The spread of the disease relies on the presence of the sand flyas a vector. Therfore the regions in which it is found commonly are those in which conditions are suitable for the flies such as the Mediteranean coast, southern Europe as well as in central America and northern Africa. As these flies are very common in these regions controlling there numbers has limited success, however due to control of mosquitos to prevent the spread of malaria the number of sand flies has also been reduced and a reduction in the number of cases of leishmania has been noted. Although this parasite is of primary veterinary importance in dogs, large reservoirs exist in wild animals and stray dogs. This reservoir is easily accessed by the sand fly vector and compounds the issue of controlling the spread of the disease.
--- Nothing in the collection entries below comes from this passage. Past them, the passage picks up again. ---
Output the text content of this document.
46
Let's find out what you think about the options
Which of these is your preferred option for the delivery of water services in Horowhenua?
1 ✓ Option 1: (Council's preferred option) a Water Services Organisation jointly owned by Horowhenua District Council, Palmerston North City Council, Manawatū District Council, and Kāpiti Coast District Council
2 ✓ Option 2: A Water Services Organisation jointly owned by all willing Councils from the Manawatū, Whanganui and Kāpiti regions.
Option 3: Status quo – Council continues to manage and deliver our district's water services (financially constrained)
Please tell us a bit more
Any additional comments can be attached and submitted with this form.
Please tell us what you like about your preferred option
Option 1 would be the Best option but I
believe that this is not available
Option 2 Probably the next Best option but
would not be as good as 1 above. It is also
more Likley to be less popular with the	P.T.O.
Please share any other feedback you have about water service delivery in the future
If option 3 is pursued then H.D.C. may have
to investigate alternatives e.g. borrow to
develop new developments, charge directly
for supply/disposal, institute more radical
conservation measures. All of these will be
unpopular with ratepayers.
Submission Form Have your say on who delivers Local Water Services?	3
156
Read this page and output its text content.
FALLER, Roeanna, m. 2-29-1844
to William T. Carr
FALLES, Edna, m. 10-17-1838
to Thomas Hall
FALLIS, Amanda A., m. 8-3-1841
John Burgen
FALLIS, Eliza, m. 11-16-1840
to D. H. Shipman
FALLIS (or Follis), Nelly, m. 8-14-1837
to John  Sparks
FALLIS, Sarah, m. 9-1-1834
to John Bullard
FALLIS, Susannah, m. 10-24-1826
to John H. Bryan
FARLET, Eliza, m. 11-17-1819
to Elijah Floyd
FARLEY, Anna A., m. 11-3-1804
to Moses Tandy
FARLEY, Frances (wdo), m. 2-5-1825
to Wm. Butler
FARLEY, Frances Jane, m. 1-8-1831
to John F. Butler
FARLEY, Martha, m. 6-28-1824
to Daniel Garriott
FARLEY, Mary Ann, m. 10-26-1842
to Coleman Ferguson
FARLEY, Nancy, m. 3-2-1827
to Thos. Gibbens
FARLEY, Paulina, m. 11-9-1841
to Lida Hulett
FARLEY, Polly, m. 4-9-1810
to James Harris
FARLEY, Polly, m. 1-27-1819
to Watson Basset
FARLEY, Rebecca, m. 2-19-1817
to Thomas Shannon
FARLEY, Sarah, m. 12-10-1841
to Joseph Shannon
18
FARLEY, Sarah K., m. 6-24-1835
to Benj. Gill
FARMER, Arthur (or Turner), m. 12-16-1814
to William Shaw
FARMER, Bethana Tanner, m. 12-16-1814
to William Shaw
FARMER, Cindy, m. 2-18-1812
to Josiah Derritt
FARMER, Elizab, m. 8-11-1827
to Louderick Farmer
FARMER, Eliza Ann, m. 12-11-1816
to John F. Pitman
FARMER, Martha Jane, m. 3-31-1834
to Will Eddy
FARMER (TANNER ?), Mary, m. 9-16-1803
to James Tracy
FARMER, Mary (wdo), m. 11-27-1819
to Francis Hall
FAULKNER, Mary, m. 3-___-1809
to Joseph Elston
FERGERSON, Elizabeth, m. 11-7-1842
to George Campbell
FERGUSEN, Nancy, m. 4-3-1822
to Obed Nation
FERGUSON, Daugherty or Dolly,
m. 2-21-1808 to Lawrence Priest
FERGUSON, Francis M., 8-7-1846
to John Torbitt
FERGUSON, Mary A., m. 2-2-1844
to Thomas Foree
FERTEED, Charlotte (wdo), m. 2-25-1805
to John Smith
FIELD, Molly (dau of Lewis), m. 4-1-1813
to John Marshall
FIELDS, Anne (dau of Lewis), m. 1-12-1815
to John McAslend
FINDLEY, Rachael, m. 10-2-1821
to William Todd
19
Although the UK is not home to any species of sand fly, leishmaniasis is being observed more frequently in the domestic dog population. This has largely been attributed to the increase in the number of animals that travel to areas of Europe and north Africa where the disease is endemic. These animals often acquire the disease whilst abroad but may not show clinical signs until they have been back in the UK for a considerable length of time. There has however been some evidence to show that clost contact between dogs can spread the disease, though this method of transmission is much less common.

Diagnosis

Definitive diagnosis of Leishmaniasis requires combining observation of the clinical signs discussed above and the demonstration of Leishmania orgnisms in the animal. In the cutaneous disease this may be done by microscopic analysis of skin scrapings from the animals. For diagnosis of the visceral disease samples of joint fluid, lymph node or bone marrow biopsies may all contain macrophages that have been infected by the organisms.


Treatment and Control

Control of Leishmania is difficult due to the large environmental pool and the sand flies that transmit the disease. One method is to prevent the sand flies from biting dogs by using collars inpregnated with insecticides or repellents. These have a limited effect and do not guarantee the safety of the animal. Destruction of infected and stray dogs will decrease the pool from which sand flies may obtain the parasite but this is often morally difficult and due to the infection of wildlife does not stop spread completely.


Chemotherapy can be used to treat dogs with leishmaniasis, however this will not cure the infection completely. It may send the infection, but as mentioned earlier it is not uncommon for clinical sign to return later in the dogs life. There are also many risks to chemotherapy such as suppression of the immune system, not to mention the expense of prolonged treatment.